Ha definido el libro como un cuento largo. ¿Qué le falta para ser una novela?
No sé si estoy ahora tan de acuerdo con esa definición mía. Creo que la cercanía con el cuento, o con la nouvelle, la da la presencia de un solo personaje atravesando una serie de dificultades. No es una novela polifónica, pero sí tiene esa ambición de la novela total latinoamericana, que funciona como un universo cerrado, que incluye todo, desde su génesis hasta su propia destrucción.
«Nos iban a degollar o a violar o nos iba a agarrar la policía militar y nos iban a tirar al río desde un avión, atadas a un bloque de cemento», leemos. ¿La dictadura no podía dejar de estar presente?
Esa frase aparece en boca de una amiga de la protagonista, que delira su miedo en voz alta, ve la violencia acumulada. Toda la violencia interna argentina, incluyendo la dictadura, está en el libro, ovillada y compacta como antes del big bang. John Wheeler, el descubridor de los agujeros negros, dijo que el tiempo es la manera en que la naturaleza evita que todo suceda de golpe. Eso pasa de alguna manera en el libro, todo sucede de golpe.
Usted se reparte entre la novela, la poesía y el cuento. ¿Dónde se siente más cómodo?
No los siento como géneros tan separados. Incluso me gusta combinarlos. Hay poemas que se me han vuelto narrativos, que son como microrrelatos, y a la vez hay momentos en la prosa que son poemas, lo que pasa es que no están escritos en columna.
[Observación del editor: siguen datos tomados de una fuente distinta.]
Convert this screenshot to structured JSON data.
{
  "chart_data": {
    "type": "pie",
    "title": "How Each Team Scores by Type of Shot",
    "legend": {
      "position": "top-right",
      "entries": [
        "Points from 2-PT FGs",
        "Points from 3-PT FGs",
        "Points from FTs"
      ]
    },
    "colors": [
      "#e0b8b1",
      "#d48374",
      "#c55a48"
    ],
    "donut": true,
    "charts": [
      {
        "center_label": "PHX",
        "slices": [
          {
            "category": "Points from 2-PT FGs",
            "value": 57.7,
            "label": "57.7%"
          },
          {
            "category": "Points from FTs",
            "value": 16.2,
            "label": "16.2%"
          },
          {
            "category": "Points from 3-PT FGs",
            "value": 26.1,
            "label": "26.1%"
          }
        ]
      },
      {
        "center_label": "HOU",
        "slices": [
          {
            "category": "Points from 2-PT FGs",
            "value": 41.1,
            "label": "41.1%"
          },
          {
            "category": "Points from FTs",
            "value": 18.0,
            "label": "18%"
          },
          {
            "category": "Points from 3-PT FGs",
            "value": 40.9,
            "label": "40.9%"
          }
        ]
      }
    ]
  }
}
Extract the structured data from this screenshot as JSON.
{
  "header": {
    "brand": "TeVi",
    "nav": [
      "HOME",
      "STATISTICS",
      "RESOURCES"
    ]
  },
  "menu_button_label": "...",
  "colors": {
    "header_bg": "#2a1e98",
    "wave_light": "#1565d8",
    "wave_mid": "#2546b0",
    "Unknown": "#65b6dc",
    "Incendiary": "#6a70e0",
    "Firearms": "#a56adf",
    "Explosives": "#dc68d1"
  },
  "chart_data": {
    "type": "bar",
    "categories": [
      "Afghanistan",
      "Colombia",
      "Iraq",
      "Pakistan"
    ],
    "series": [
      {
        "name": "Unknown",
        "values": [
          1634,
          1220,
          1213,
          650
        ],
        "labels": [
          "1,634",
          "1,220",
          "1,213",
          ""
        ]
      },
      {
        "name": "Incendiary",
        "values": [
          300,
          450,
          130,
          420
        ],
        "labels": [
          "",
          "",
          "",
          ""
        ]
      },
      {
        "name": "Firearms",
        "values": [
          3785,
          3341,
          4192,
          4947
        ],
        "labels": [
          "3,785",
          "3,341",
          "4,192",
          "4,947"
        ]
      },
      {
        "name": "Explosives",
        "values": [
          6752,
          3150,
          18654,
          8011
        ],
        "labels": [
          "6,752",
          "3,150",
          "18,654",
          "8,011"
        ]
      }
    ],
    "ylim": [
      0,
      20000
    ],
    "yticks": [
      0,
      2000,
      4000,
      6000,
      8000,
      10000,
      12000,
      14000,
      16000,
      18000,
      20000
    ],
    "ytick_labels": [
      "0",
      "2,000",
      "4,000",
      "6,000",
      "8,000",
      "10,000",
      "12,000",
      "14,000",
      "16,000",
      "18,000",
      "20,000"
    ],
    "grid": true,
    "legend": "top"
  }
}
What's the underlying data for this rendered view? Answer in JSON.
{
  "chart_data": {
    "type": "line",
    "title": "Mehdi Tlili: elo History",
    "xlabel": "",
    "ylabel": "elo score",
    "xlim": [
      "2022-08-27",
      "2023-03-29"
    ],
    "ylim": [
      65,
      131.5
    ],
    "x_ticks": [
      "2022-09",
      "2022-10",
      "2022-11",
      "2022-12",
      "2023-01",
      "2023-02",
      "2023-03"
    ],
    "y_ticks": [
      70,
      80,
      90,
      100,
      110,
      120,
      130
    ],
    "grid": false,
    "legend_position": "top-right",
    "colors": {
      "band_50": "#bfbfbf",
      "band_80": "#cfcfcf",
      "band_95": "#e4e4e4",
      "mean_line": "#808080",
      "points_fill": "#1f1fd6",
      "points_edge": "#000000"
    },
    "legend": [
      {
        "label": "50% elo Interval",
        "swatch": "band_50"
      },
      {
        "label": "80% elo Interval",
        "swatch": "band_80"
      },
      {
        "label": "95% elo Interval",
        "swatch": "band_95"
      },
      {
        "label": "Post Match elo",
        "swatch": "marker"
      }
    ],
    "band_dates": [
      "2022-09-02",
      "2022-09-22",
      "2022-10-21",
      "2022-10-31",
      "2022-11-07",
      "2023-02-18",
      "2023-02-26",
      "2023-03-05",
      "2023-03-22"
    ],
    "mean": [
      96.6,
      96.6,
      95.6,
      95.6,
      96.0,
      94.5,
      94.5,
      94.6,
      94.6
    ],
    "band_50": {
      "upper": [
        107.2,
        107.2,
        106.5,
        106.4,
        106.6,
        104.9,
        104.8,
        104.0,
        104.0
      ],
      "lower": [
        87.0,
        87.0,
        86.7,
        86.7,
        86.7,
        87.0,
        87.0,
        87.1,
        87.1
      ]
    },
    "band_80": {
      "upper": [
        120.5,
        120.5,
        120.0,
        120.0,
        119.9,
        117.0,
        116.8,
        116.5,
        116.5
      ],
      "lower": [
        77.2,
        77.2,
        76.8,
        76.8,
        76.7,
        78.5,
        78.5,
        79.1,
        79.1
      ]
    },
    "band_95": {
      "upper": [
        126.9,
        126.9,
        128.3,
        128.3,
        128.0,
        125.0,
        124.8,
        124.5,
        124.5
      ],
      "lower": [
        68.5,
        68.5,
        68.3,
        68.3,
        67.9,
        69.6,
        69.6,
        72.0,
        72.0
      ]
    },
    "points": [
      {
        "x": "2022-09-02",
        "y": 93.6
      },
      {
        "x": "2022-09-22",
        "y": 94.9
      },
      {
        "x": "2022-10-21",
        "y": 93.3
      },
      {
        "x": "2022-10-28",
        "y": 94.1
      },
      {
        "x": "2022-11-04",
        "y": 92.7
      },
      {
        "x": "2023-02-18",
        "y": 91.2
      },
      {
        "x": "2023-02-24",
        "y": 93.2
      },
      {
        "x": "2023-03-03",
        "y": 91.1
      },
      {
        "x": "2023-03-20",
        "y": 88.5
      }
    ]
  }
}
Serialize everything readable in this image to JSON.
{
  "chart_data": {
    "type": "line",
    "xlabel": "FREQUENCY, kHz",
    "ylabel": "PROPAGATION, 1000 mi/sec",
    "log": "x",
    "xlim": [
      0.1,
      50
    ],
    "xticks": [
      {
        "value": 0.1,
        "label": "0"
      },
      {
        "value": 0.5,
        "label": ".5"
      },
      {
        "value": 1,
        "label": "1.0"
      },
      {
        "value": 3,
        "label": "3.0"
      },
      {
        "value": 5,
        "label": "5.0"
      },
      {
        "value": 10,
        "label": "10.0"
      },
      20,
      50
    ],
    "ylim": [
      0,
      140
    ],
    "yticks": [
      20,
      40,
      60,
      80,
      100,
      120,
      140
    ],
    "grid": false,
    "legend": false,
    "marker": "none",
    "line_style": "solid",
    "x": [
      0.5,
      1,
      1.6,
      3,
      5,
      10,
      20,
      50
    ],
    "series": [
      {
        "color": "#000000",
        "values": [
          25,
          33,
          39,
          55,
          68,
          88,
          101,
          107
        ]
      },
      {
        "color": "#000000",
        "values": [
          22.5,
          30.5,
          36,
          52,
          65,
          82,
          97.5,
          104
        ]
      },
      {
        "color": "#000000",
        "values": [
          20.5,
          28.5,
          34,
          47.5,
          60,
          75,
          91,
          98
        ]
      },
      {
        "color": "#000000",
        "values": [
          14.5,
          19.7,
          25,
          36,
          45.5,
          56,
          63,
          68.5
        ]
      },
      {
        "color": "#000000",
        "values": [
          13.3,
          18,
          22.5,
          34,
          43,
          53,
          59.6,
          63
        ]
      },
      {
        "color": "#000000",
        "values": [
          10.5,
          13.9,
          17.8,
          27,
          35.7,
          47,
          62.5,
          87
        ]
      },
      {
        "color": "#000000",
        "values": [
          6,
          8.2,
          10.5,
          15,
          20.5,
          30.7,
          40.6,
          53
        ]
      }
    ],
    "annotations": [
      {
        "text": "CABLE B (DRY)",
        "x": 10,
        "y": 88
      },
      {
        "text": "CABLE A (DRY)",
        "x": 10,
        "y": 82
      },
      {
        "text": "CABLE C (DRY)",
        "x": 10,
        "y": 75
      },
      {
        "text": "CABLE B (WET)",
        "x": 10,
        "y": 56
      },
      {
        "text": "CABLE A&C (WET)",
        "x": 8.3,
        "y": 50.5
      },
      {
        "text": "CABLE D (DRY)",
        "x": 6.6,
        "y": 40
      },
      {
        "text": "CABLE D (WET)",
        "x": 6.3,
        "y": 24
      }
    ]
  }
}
Hay capítulos de novelas que pueden funcionar como cuentos, etcétera.
¿Quién es Ramón Paz?
A veces escribo con seudónimo. En un blog, durante años escribí como una mujer y nadie sabía que era yo, hasta figuro en una antología de escritoras argentinas. Tenía admiradores, hombres que me dejaban comentarios porque me querían conocer. Nunca contesté. Los seudónimos dan mucha libertad. Uno se sale de sí mismo, uno se escapa de la información de la contraportada: «Nació en tal lugar, publicó tales libros, etc». Ramón Paz es el seudónimo con el que escribí mis Pornosonetos, un libro de sonetos eróticos, donde combinaba el Siglo de Oro con el porno.
En septiembre, El Aleph publicará en España su último título, «Salvatierra». Dicen que es la novela de aventuras que hubiera podido escribir Borges.
Dicen (lo cual es improbable)... Así empieza un cuento de Borges. Mejor evitar esas comparaciones. Con Borges, como con Cortázar, no tengo conflictos ni angustia de las influencias. Como le sucede a otra gente de mi generación, lo siento como un abuelo genial que me ilumina con su inteligencia cada vez que lo leo. Los autores de mi edad, rondando los cuarenta, tienen el privilegio de no tener conflictos con Borges, ni sentir que escribimos bajo su sombra. Lo podemos disfrutar sin parricidios.
«Escribo bastante desde el temor. También desde el deseo», ha confesado.
El deseo y el temor son dos grandes fabricantes de historias que trabajan en la cabeza constantemente. Hay que aprovecharlos, anotarlos y escribirlos. Uno escribe sobre lo que le sucede, pero también sobre lo que le podría haber sucedido o sobre lo que le hubiera gustado que le sucediera. Cuando pasa la garota de Ipanema, unos la siguen para conquistarla y otros se quedan sentados, no se atreven, pero le escriben una canción; y a veces, muy pocas veces, hasta la terminan conquistando con la música.